Responso por las recreativas I: Out Run


El próximo verano me echo a la carretera. Tal es el pensamiento que me viene a la mente cada vez que recuerdo otro de los arcades que me tenía fascinado de pequeñito, Out Run.
En la urbanización donde solía veranear cuando era un criajo había un pequeño bar/hogar del jubilado que misteriosamente, además de mesitas de mármol llenas de cartas y fichas de dominó, tenía un par de recreativas en una esquina sombría que nadie conseguía explicarse cómo habían llegado a parar allí. Una de ellas era Out Run; de la otra hablaré otro día.

Los malotes del lugar se apiñaban contínuamente para mostrar lo buenos que eran con este juego de carreras. Tan bien corrían los malditos que me hacían sentir cohibido con sólo pensar en cómo sería jugar contra ellos. Cuando la máquina quedaba milagrosamente vacía me avergonzaba sentarme en ella sabiendo que podría ponerme en evidencia ante los sempiternos jugones y todo aquel abuelete que casualmente dirigiera sus ojos hacia la pantalla del mueble. Por ello, me contentaba sólo con mirar. Tantas tardes pasé viendo las alegrías y frustraciones de la gente al volante del pixelado Ferrari que llegué a pillarle cariño a una recreativa a la que, finalmente, no llegué a jugar nunca.

Aquel conformismo tenía su explicación, después de todo. Ver Out Run me ponía en una especie de trance onírico en el que me veía a mí mismo, ya crecidito, conduciendo aquella bestia roja y haciendo el viaje de mi vida, siempre en dirección a la mejor puesta de sol posible para poder disfrutarla con la chica de mis sueños, quien acuparía el asiento de copiloto.
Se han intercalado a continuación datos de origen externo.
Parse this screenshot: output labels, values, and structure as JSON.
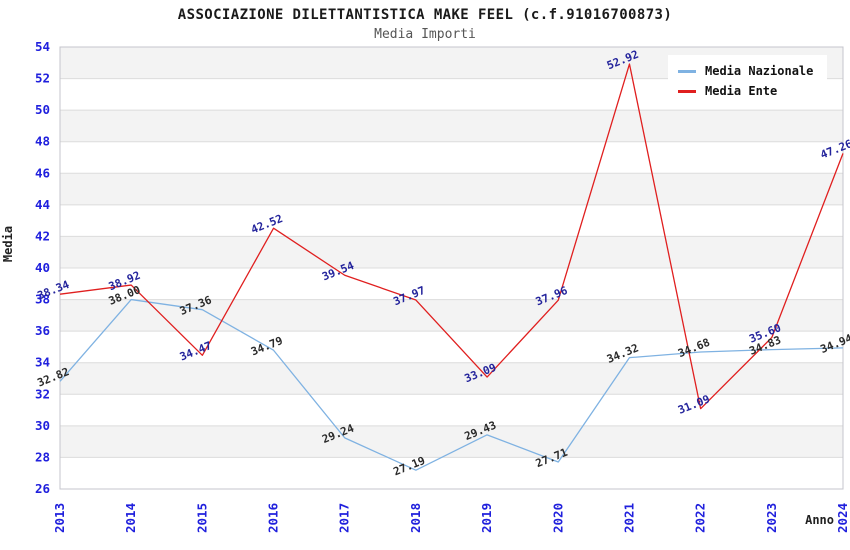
{
  "title": "ASSOCIAZIONE DILETTANTISTICA MAKE FEEL (c.f.91016700873)",
  "subtitle": "Media Importi",
  "axes": {
    "x_label": "Anno",
    "y_label": "Media"
  },
  "legend": {
    "position": "top-right",
    "items": [
      "Media Nazionale",
      "Media Ente"
    ]
  },
  "chart_data": {
    "type": "line",
    "title": "ASSOCIAZIONE DILETTANTISTICA MAKE FEEL (c.f.91016700873)",
    "subtitle": "Media Importi",
    "xlabel": "Anno",
    "ylabel": "Media",
    "x": [
      "2013",
      "2014",
      "2015",
      "2016",
      "2017",
      "2018",
      "2019",
      "2020",
      "2021",
      "2022",
      "2023",
      "2024"
    ],
    "series": [
      {
        "name": "Media Nazionale",
        "color": "#7fb2e2",
        "label_color": "#2a2a2a",
        "values": [
          32.82,
          38.0,
          37.36,
          34.79,
          29.24,
          27.19,
          29.43,
          27.71,
          34.32,
          34.68,
          34.83,
          34.94
        ]
      },
      {
        "name": "Media Ente",
        "color": "#e01f1f",
        "label_color": "#24249c",
        "values": [
          38.34,
          38.92,
          34.47,
          42.52,
          39.54,
          37.97,
          33.09,
          37.96,
          52.92,
          31.09,
          35.6,
          47.26
        ]
      }
    ],
    "ylim": [
      26,
      54
    ],
    "ytick_step": 2,
    "grid": "horizontal-bands",
    "legend_position": "top-right",
    "data_labels": "two-decimals-rotated",
    "colors": {
      "tick": "#2020dd",
      "band": "#f3f3f3",
      "band_alt": "#ffffff",
      "gridline": "#dcdcdc",
      "border": "#c5c5cc"
    }
  }
}
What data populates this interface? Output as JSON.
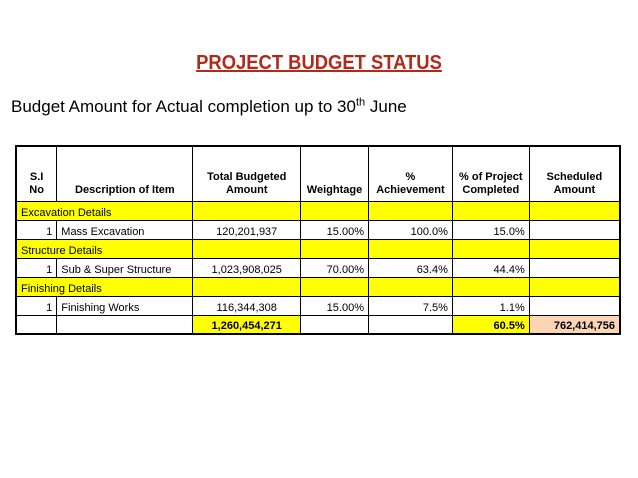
{
  "title": "PROJECT BUDGET STATUS",
  "subtitle": {
    "text": "Budget Amount for Actual completion up to 30",
    "sup": "th",
    "tail": " June"
  },
  "table": {
    "headers": {
      "sl_line1": "S.I",
      "sl_line2": "No",
      "description": "Description of Item",
      "budget_line1": "Total Budgeted",
      "budget_line2": "Amount",
      "weightage": "Weightage",
      "achievement_line1": "%",
      "achievement_line2": "Achievement",
      "completed_line1": "% of Project",
      "completed_line2": "Completed",
      "scheduled_line1": "Scheduled",
      "scheduled_line2": "Amount"
    },
    "sections": [
      {
        "label": "Excavation Details",
        "row": {
          "sl": "1",
          "description": "Mass Excavation",
          "budget": "120,201,937",
          "weightage": "15.00%",
          "achievement": "100.0%",
          "completed": "15.0%",
          "scheduled": ""
        }
      },
      {
        "label": "Structure Details",
        "row": {
          "sl": "1",
          "description": "Sub & Super Structure",
          "budget": "1,023,908,025",
          "weightage": "70.00%",
          "achievement": "63.4%",
          "completed": "44.4%",
          "scheduled": ""
        }
      },
      {
        "label": "Finishing Details",
        "row": {
          "sl": "1",
          "description": "Finishing Works",
          "budget": "116,344,308",
          "weightage": "15.00%",
          "achievement": "7.5%",
          "completed": "1.1%",
          "scheduled": ""
        }
      }
    ],
    "totals": {
      "budget": "1,260,454,271",
      "completed": "60.5%",
      "scheduled": "762,414,756"
    }
  },
  "colors": {
    "title": "#b42818",
    "section_fill": "#ffff00",
    "scheduled_total_fill": "#fcd5b4"
  }
}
La simple visión de todo aquello me hacía pensar que la vida podría ser realmente maravillosa. Uf, poderosa inocencia...

Los años han pasado implacablemente, y ése espejismo, curiosamente, no ha terminado de desvanecerse. Obviamente, cada vez parece más lejano e irreal que cuando era pequeño. No tengo ningún Ferrari, ni siquiera tengo coche. La pasta para hacer el viaje y recorrer la costa americana en buga puede que sí la haya reunido, pero mis necesidades y prioridades siempre tendrán que ser otras, al menos hasta que me toque la lotería a la que nunca juego.

Ya hace años que no veraneo en aquella urbanización, pero aunque volviera sería imposible presenciar una escena de ambientillo parecida a las que tan vívidamente recuerdo. Aquel bar con sus dos arcades, veteranos de la vida y jóvenes fumetas e impacientes por demostrar que podían llegar varios checkpoints más lejos que los demás hoy no es más que un amasijo de cascotes y madera podrida cuyo acceso está vetado para que no pilles el tétanos con algún clavo suelto. Creo que las máquinas continúan allí, polvorientas. Nunca fueron reemplazadas por otras más punteras y aguantaron lo mismo que el antro, estoicamente, hasta el día en que su dueño se dio cuenta de que aquello no daba para más.

Al menos, algo he sacado en positivo de recordar esos momentos. Ahora sé que si algo malo me pasara (toco madera) y mi alma tuviera que deambular por este corrupto mundo, existe un lugar al que me gustaría encantar y embrujar... cumpla o no en vida con la meta de vivir mi propio Out Run. Mi risa maquiavélica resonará algún día en las paredes desconchadas del "club", como solían llamarle. Unos recreativos nada covencionales, pero recreativos al fin y al cabo. Pocos arcades, poca gente, pero mucho pique y buen rollo.